The Transportation Security Administration (TSA) said today that it is investigating a missing external hard drive containing sensitive information of about 100,000 employees.

The hard drive, discovered missing from a controlled area at the federal agency on Thursday, contained the names, Social Security numbers, birth dates, bank account and routing data and payroll information of employees who worked for the agency between January 2002 and August 2005, TSA administrator Kip Hawley said in a notification letter to victims. Authorities are unsure whether the data was lost or stolen.

Hawley apologized to employees whose identity was exposed, but said the TSA has no reason to believe any of the information has been misused. Still, the agency promised to provide affected individuals with one year of free credit monitoring service.

"We are notifying you out of an abundance of caution at this early stage of the investigation given the significance of the information contained on the device," Hawley said. "We apologize that your information may be subject to unauthorized access, and I deeply regret this incident."

The FBI and U.S. Secret Service have opened criminal investigations, according to a separate statement.

The TSA said it has comprehensive data security policies in place and violators face "swift disciplinary action," including firing.

This is the second time in less than a year that the agency responsible for securing the nation’s airports was involved in a data breach.

Last September, a contractor accidentally mailed about 1,200 documents containing Social Security numbers of former TSA employees to incorrect addresses.

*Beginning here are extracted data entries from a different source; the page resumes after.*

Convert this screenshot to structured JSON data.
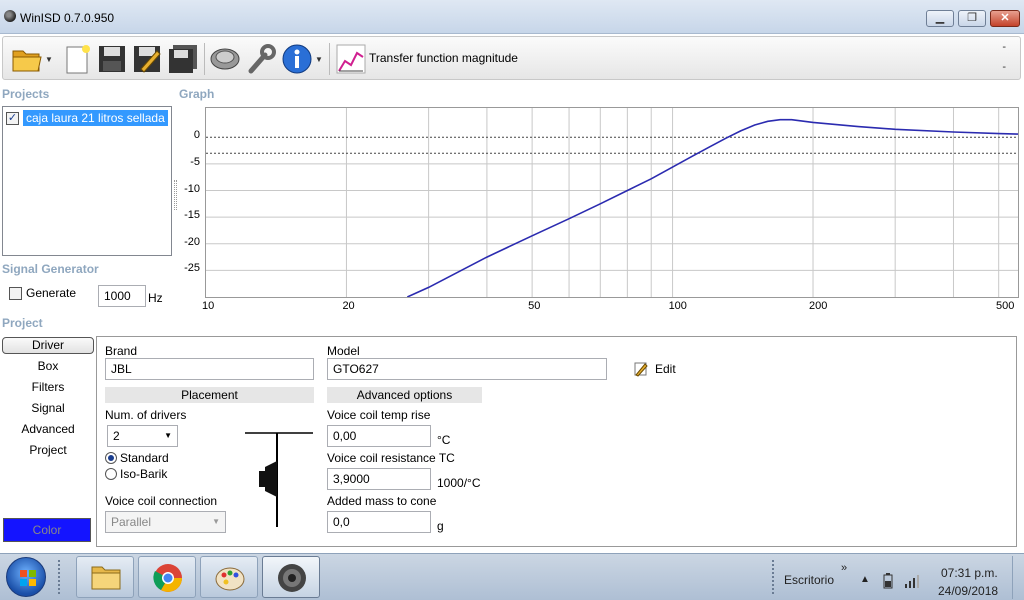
{
  "window": {
    "title": "WinISD 0.7.0.950"
  },
  "toolbar": {
    "graph_label": "Transfer function magnitude",
    "dash_top": "-",
    "dash_bottom": "-"
  },
  "sections": {
    "projects": "Projects",
    "graph": "Graph",
    "signal_generator": "Signal Generator",
    "project": "Project"
  },
  "projects": {
    "items": [
      {
        "label": "caja laura 21 litros sellada",
        "checked": true
      }
    ]
  },
  "graph": {
    "y_ticks": [
      "0",
      "-5",
      "-10",
      "-15",
      "-20",
      "-25"
    ],
    "x_ticks": [
      "10",
      "20",
      "50",
      "100",
      "200",
      "500"
    ]
  },
  "chart_data": {
    "type": "line",
    "title": "Transfer function magnitude",
    "x_scale": "log",
    "xlim": [
      10,
      550
    ],
    "ylim": [
      -30,
      5.5
    ],
    "grid": true,
    "reference_lines": [
      0,
      -3
    ],
    "series": [
      {
        "color": "#2b2bb0",
        "x": [
          27,
          30,
          40,
          50,
          60,
          70,
          80,
          90,
          100,
          110,
          120,
          130,
          140,
          150,
          160,
          170,
          180,
          200,
          250,
          300,
          400,
          500,
          550
        ],
        "y": [
          -30,
          -28.2,
          -22.5,
          -18.5,
          -15.3,
          -12.5,
          -10.0,
          -7.8,
          -5.6,
          -3.6,
          -1.8,
          -0.2,
          1.2,
          2.3,
          3.0,
          3.3,
          3.3,
          2.8,
          2.0,
          1.5,
          1.0,
          0.7,
          0.6
        ]
      }
    ]
  },
  "signal_generator": {
    "generate_label": "Generate",
    "frequency": "1000",
    "unit": "Hz"
  },
  "nav": {
    "items": [
      "Driver",
      "Box",
      "Filters",
      "Signal",
      "Advanced",
      "Project"
    ],
    "color_label": "Color",
    "color_value": "#1414ff"
  },
  "driver": {
    "brand_label": "Brand",
    "brand_value": "JBL",
    "model_label": "Model",
    "model_value": "GTO627",
    "edit_label": "Edit",
    "placement_header": "Placement",
    "num_drivers_label": "Num. of drivers",
    "num_drivers_value": "2",
    "standard_label": "Standard",
    "isobarik_label": "Iso-Barik",
    "vc_connection_label": "Voice coil connection",
    "vc_connection_value": "Parallel",
    "advanced_header": "Advanced options",
    "vc_temp_label": "Voice coil temp rise",
    "vc_temp_value": "0,00",
    "vc_temp_unit": "°C",
    "vc_res_label": "Voice coil resistance TC",
    "vc_res_value": "3,9000",
    "vc_res_unit": "1000/°C",
    "added_mass_label": "Added mass to cone",
    "added_mass_value": "0,0",
    "added_mass_unit": "g"
  },
  "taskbar": {
    "tray_label": "Escritorio",
    "time": "07:31 p.m.",
    "date": "24/09/2018"
  }
}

"It’s kind of ironic that the government agency charged with maintaining the security of our nation’s transportation system can’t manage the security of its own employees’ files," said Paul Stephens, policy analyst at the nonprofit Privacy Rights Clearinghouse. "It’s a matter of having the proper protocols in place and enforcing them. A lot of times the protocols exist, and you don’t have the compliance. Typically, the failure is employee compliance."

The latest incident occurred just days after Rep. Tom Davis, R.-Va., reintroduced a bill that would require federal agencies who suffered a data breach to promptly notify victims, and have proper policies in place.